It ended, like so many games for Arsenal at the end of a summer transfer window, with the club’s supporters calling upon Arsène Wenger, in no uncertain terms, to spend the transfer money that they hope might turn their side into credible title contenders.
At the end, as the stands cleared, there were scuffles between the away fans and those in the home seats, before they were separated by the stewards, but most of all this was about the unhappiness that is brewing at Arsenal at another low-key transfer window.
Jamie Vardy spent the game trying to score the goal that would finally settle the argument that he did the right thing in not joining Arsenal, while the away fans grew significantly unhappier.
By the end of the game they were calling on Wenger to “spend some f—— money” and they sang it over and over again in case he was under any illusion as to the point being made, from a group of supporters who seem more unhappy than ever.
Last season it was Arsenal who beat Leicester home and away when Claudio Ranieri’s team scored that improbable Premier League title, and this time Wenger’s team have started the new campaign with one point from their first two games and a palpable discontent in the stands. It was Ranieri’s team who might have won this game at the close, and it is Wenger who feels the pressure.
For Ranieri there were frustrations as well, including two penalty appeals which were both turned down by referee Mark Clattenburg, the second of which on substitute Ahmed Musa by Héctor Bellerín looked credible. For Leicester, who also have just one point from their first two games, there will be regrets but the glow of last season will last for some time yet.
For all the usual hard-running of Vardy this was one of those days when not even last season’s top goalscorer could force the issue. He missed with his best chance in the second half, and in the closing stages, Petr Cech was the equal of Riyad Mahrez, another man who might have signed for Arsenal this summer but elected to stay at Leicester instead.
The first home game of the champions’ defence was, all told, at times very low on quality, with possession squandered again and again. Both sides played it at the kind of blistering pace that gave it the atmosphere of a cup tie from the very start, but a cup tie in which neither team had the finesse to finish off the other.
The home fans made mileage of Vardy and Mahrez’s decision to remain at the title-winners rather than up sticks to the Emirates, and there will likely be more of that to come. While Mahrez was outstanding at times, however, he could not force the breakthrough and Vardy missed with a right-foot shot when Marc Albrighton robbed Laurent Koscielny and put the striker in.

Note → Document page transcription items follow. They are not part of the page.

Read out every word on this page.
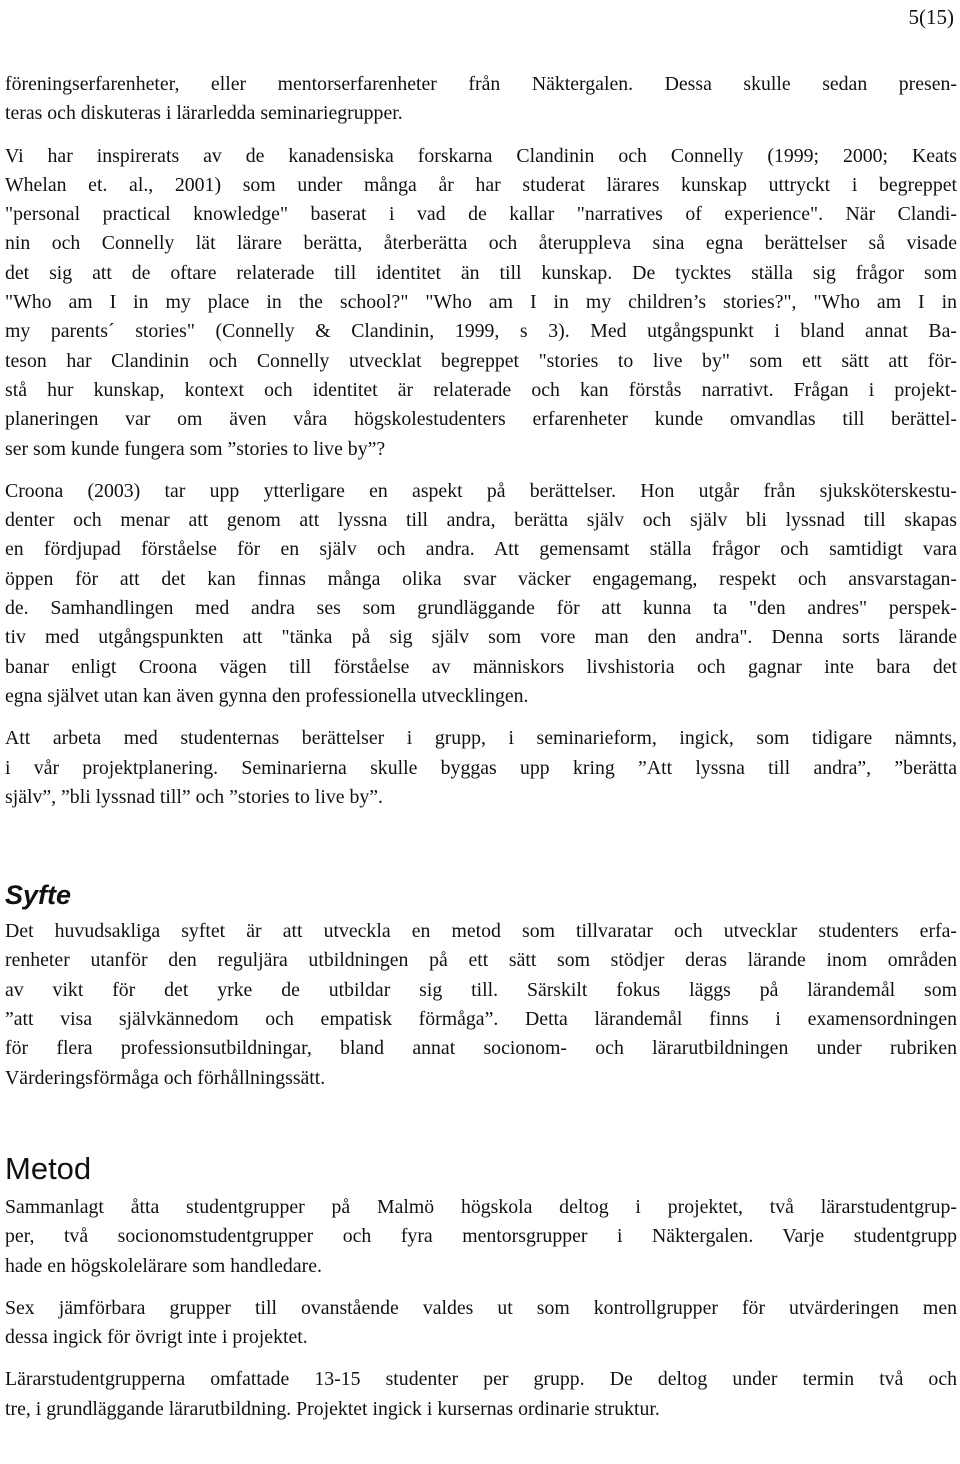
5(15)

föreningserfarenheter, eller mentorserfarenheter från Näktergalen. Dessa skulle sedan presen-
teras och diskuteras i lärarledda seminariegrupper.

Vi har inspirerats av de kanadensiska forskarna Clandinin och Connelly (1999; 2000; Keats
Whelan et. al., 2001) som under många år har studerat lärares kunskap uttryckt i begreppet
"personal practical knowledge" baserat i vad de kallar "narratives of experience". När Clandi-
nin och Connelly lät lärare berätta, återberätta och återuppleva sina egna berättelser så visade
det sig att de oftare relaterade till identitet än till kunskap. De tycktes ställa sig frågor som
"Who am I in my place in the school?" "Who am I in my children’s stories?", "Who am I in
my parents´ stories" (Connelly & Clandinin, 1999, s 3). Med utgångspunkt i bland annat Ba-
teson har Clandinin och Connelly utvecklat begreppet "stories to live by" som ett sätt att för-
stå hur kunskap, kontext och identitet är relaterade och kan förstås narrativt. Frågan i projekt-
planeringen var om även våra högskolestudenters erfarenheter kunde omvandlas till berättel-
ser som kunde fungera som ”stories to live by”?

Croona (2003) tar upp ytterligare en aspekt på berättelser. Hon utgår från sjuksköterskestu-
denter och menar att genom att lyssna till andra, berätta själv och själv bli lyssnad till skapas
en fördjupad förståelse för en själv och andra. Att gemensamt ställa frågor och samtidigt vara
öppen för att det kan finnas många olika svar väcker engagemang, respekt och ansvarstagan-
de. Samhandlingen med andra ses som grundläggande för att kunna ta "den andres" perspek-
tiv med utgångspunkten att "tänka på sig själv som vore man den andra". Denna sorts lärande
banar enligt Croona vägen till förståelse av människors livshistoria och gagnar inte bara det
egna självet utan kan även gynna den professionella utvecklingen.

Att arbeta med studenternas berättelser i grupp, i seminarieform, ingick, som tidigare nämnts,
i vår projektplanering. Seminarierna skulle byggas upp kring ”Att lyssna till andra”, ”berätta
själv”, ”bli lyssnad till” och ”stories to live by”.

Syfte

Det huvudsakliga syftet är att utveckla en metod som tillvaratar och utvecklar studenters erfa-
renheter utanför den reguljära utbildningen på ett sätt som stödjer deras lärande inom områden
av vikt för det yrke de utbildar sig till. Särskilt fokus läggs på lärandemål som
”att visa självkännedom och empatisk förmåga”. Detta lärandemål finns i examensordningen
för flera professionsutbildningar, bland annat socionom- och lärarutbildningen under rubriken
Värderingsförmåga och förhållningssätt.

Metod

Sammanlagt åtta studentgrupper på Malmö högskola deltog i projektet, två lärarstudentgrup-
per, två socionomstudentgrupper och fyra mentorsgrupper i Näktergalen. Varje studentgrupp
hade en högskolelärare som handledare.

Sex jämförbara grupper till ovanstående valdes ut som kontrollgrupper för utvärderingen men
dessa ingick för övrigt inte i projektet.

Lärarstudentgrupperna omfattade 13-15 studenter per grupp. De deltog under termin två och
tre, i grundläggande lärarutbildning. Projektet ingick i kursernas ordinarie struktur.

Ordinarily for Arsenal a point away at the champions would have been no bad result, and there were times when they might even have won the game in the last 10 minutes. The return of Koscielny as centre-back and captain had a transformative effect on Wenger’s defence and the Frenchman partnered the 20-year-old Rob Holding who was preferred to Calum Chambers at centre-back.
Holding looks like a prospect, and the steady judgment of Koscielny alongside him will only be a benefit to the young Englishman. For the benefit of the England team, one can only hope that the tumult of playing for Arsenal in these turbulent times does not do for his confidence.
Vardy was out to do the kind of damage he can inflict on a defence, one of those furious chasing displays when he seems to cover the ground to reach a defender in the time it takes for the poor soul to look up. At one point in the first half Mahrez Cruyff-turned the life out of Bellerín.
It was a ropy old first half, with the ball in the air a lot in the windy conditions and not much finesse from the league that likes to think of itself as the greatest in the world. Then there was a moment near the end of the first half when the game might have turned.
A sharp throughball from Mahrez put Vardy in on goal where Cech was quick enough off his line to push it away. Possession fell to Danny Drinkwater who tangled with Koscielny. It looked clear enough as a penalty but Clattenburg was unconvinced. Vardy tried to cut the ball back but there was no one waiting in the area.
It took a few replays to unpick but Clattenburg looked to have called it right, with no contact between Koscielny and the Leicester midfielder, and the referee had the endorsement of his former select group peer Howard Webb from the BT Sport studio.
In the closing stages, Theo Walcott had an attempt at goal which Wes Morgan did well to get a foot on. There was the Vardy chance and Musa’s appeal for a penalty that was not given. In the end the brilliant Mahrez tried to decide it on his own by drifting through the Arsenal defence and shooting at goal. Cech was the equal of that attempt but it will take rather more than this to pacify an unhappy Arsenal support.